Made a New Year’s Resolution? Was it to quit smoking? Drink less? Eat healthier? Exercise more? These are all great resolutions for your general health and well-being, but they can also really help with your oral health as well! Smoking, abusing alcohol, an unhealthy diet and inactive lifestyle all have negative effects on your oral hygiene. We understand that working out in order to obtain a healthier mouth probably isn’t your top reason for hitting the gym, but it can be an added bonus!
Quitting tobacco? Here are a few added reasons why kicking the habit is good for you. Cigarettes, chewing tobacco, cigars, etc can cause the following:
Did you know that 50% of smoking adults have periodontal disease? So one out of two smokers has periodontal disease, a disease that can cause you to lose your teeth and that can affect your overall heart, brain, and organ health. And here you thought you were just doing your lungs a favor!
Cutting back on the booze? Studies have shown that if you are a drinker you are six times more likely to have oral cancer than non-drinkers. Alcohol also is a drying agent, it reduces saliva and creates a more acidic environment in your mouth which can soften enamel. Add the softened enamel with the high sugar content that comes with alcohol and that leads to tooth decay, damage to enamel, gum deterioration and tooth loss. By cutting back on alcohol you are taking steps to avoiding cavities, getting Root Canals, tissue grafts and possibly losing teeth!
Now for those of you looking to get in shape for the new year, we all know how getting stronger, leaner, and more cardiovascular endurance can have an effect on your quality and longevity of life. But did you know that individuals who exercised moderately less than three times a week (over a 10 year period) had a 33% reduced risk of periodontitis than individuals who didn’t? And if you’re really working out, vigorously at least three times a week (over a 10 year period) you can reduce your chances of getting periodontitis by 50% (as shown in a Natural Health and Nutrition Exam Survey)! The only caveat is that you have to also be a non-smoker. Just make sure that if you are starting an exercise routine that you are not drinking all the sugary sports drinks or energy drinks. The sugar content in the drinks, along with constant sipping over extended periods of time can create a great environment for bacteria. The best way to keep your teeth and gums healthy (and your body) is just to drink water in order to stay hydrated.

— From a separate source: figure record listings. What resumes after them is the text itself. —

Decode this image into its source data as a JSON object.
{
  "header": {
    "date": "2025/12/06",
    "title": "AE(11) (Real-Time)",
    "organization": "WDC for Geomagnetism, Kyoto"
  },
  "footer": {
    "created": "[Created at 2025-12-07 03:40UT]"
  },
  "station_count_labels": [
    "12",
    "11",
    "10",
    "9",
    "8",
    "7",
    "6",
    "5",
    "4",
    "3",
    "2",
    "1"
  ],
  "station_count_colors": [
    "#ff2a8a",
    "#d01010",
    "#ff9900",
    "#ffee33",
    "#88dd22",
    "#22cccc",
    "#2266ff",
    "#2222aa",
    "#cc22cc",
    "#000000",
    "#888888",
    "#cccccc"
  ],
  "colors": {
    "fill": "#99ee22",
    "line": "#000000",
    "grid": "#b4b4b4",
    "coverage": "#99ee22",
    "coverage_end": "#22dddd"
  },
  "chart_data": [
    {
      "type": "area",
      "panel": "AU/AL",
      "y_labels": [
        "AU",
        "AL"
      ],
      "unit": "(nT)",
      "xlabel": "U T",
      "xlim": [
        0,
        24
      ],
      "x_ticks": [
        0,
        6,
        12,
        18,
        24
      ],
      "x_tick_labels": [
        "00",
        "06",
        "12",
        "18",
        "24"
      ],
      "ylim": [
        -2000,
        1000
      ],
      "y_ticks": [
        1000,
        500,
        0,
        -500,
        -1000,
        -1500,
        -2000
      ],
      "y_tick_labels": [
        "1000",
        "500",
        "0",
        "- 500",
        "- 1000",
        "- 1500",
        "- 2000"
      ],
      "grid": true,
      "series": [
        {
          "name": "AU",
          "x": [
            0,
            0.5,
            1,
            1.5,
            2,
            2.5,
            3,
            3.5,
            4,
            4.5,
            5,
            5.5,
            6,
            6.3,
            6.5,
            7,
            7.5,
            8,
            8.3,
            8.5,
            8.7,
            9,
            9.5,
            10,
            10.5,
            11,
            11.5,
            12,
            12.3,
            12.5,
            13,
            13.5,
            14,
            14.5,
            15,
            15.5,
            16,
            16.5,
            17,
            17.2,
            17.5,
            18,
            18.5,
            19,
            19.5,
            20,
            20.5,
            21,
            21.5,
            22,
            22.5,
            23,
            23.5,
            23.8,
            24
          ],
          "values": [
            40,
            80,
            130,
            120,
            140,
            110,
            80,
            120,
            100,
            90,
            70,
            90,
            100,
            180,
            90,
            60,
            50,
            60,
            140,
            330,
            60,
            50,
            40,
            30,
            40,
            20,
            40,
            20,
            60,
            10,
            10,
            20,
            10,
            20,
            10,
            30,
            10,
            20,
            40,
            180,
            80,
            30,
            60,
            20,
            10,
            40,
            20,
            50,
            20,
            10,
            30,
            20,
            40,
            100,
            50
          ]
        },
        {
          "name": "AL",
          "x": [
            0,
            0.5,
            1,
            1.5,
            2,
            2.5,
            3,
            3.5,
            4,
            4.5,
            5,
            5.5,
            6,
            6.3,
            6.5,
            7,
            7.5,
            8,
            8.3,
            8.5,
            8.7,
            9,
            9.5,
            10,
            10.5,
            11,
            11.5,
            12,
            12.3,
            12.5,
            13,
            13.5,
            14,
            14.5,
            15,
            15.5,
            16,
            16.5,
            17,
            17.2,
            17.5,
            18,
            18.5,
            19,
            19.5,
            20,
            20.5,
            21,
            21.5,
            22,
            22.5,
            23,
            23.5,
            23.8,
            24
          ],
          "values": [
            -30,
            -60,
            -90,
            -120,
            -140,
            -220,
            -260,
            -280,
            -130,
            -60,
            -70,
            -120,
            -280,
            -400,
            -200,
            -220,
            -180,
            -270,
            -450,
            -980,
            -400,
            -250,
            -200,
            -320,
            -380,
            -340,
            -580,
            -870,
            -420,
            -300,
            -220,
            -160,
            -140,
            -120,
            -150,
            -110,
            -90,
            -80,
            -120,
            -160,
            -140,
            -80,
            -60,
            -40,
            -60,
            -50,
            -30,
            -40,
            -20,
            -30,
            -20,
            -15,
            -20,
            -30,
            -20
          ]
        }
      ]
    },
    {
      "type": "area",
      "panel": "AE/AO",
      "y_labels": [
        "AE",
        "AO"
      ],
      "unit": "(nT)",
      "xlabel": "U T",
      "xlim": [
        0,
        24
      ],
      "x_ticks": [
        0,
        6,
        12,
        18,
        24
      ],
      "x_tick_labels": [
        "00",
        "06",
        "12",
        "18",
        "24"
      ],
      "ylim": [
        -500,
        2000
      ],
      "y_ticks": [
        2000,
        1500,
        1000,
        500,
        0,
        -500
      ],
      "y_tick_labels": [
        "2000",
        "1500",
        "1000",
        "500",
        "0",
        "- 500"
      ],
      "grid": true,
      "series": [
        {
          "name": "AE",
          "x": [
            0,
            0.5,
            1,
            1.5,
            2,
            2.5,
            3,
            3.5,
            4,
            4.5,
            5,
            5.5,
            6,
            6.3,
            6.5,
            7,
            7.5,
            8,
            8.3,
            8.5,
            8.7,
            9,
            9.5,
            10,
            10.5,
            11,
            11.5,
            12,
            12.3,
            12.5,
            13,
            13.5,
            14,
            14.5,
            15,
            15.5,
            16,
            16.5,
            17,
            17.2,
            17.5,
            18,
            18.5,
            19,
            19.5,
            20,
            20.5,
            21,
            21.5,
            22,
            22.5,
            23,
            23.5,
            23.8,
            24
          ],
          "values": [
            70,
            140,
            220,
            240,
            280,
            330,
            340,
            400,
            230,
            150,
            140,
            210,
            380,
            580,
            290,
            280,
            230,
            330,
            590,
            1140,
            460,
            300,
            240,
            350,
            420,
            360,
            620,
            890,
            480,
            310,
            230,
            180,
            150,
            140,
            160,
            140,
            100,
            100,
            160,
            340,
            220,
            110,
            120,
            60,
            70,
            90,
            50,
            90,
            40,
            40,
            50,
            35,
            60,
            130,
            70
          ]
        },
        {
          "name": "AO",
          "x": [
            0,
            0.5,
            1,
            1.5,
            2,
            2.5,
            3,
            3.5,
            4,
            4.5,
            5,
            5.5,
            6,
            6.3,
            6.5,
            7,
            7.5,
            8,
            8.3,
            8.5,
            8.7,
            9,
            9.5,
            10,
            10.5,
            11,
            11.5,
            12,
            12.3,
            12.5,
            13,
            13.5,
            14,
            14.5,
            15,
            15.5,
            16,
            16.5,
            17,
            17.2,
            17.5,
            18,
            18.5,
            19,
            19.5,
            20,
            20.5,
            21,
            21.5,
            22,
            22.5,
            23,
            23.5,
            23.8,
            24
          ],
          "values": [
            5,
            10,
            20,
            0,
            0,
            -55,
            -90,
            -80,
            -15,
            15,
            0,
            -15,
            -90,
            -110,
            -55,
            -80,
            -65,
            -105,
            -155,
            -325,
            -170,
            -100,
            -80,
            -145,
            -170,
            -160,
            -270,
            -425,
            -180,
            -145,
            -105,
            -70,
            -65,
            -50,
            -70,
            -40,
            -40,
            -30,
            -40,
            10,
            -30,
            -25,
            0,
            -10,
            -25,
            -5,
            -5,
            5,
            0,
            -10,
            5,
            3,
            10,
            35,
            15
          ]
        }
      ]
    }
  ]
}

For the individuals who have vowed off sweets and are adding veggies to every meal… or at least are making an effort to revamp their diets and try to eat healthier and cleaner, your efforts will not go unnoticed by your mouth either! A good diet decreases inflammation in the body, which includes your mouth. Gum disease is believed to progress faster and become more severe in people with poor nutrition. Lack of nutrients and increase in inflammatory responses in your mouth can lead to increase in periodontal disease. Healthy foods like nuts, chicken and cheeses provide calcium and phosphorus which are needed to re-mineralize teeth. Crunchy and firm fruits and veggies are high in water content, which dilutes the sugars they contain and stimulate flow of saliva. Saliva (as noted earlier under quitting alcohol) helps to prevent against decay by creating a less acidic environment in your mouth). Cutting back on the sugary foods (or quitting altogether) means that you are not giving bacteria a good living environment. Foods like cakes, cookies, breads, desserts, candy, chips, etc stick to your teeth and create a haven for bacteria which eat away at your enamel and cause decay.
So whichever health habit you are vowing to do better with in this new year, know that your teeth (along with your body) are thanking you (and so is your dentist)!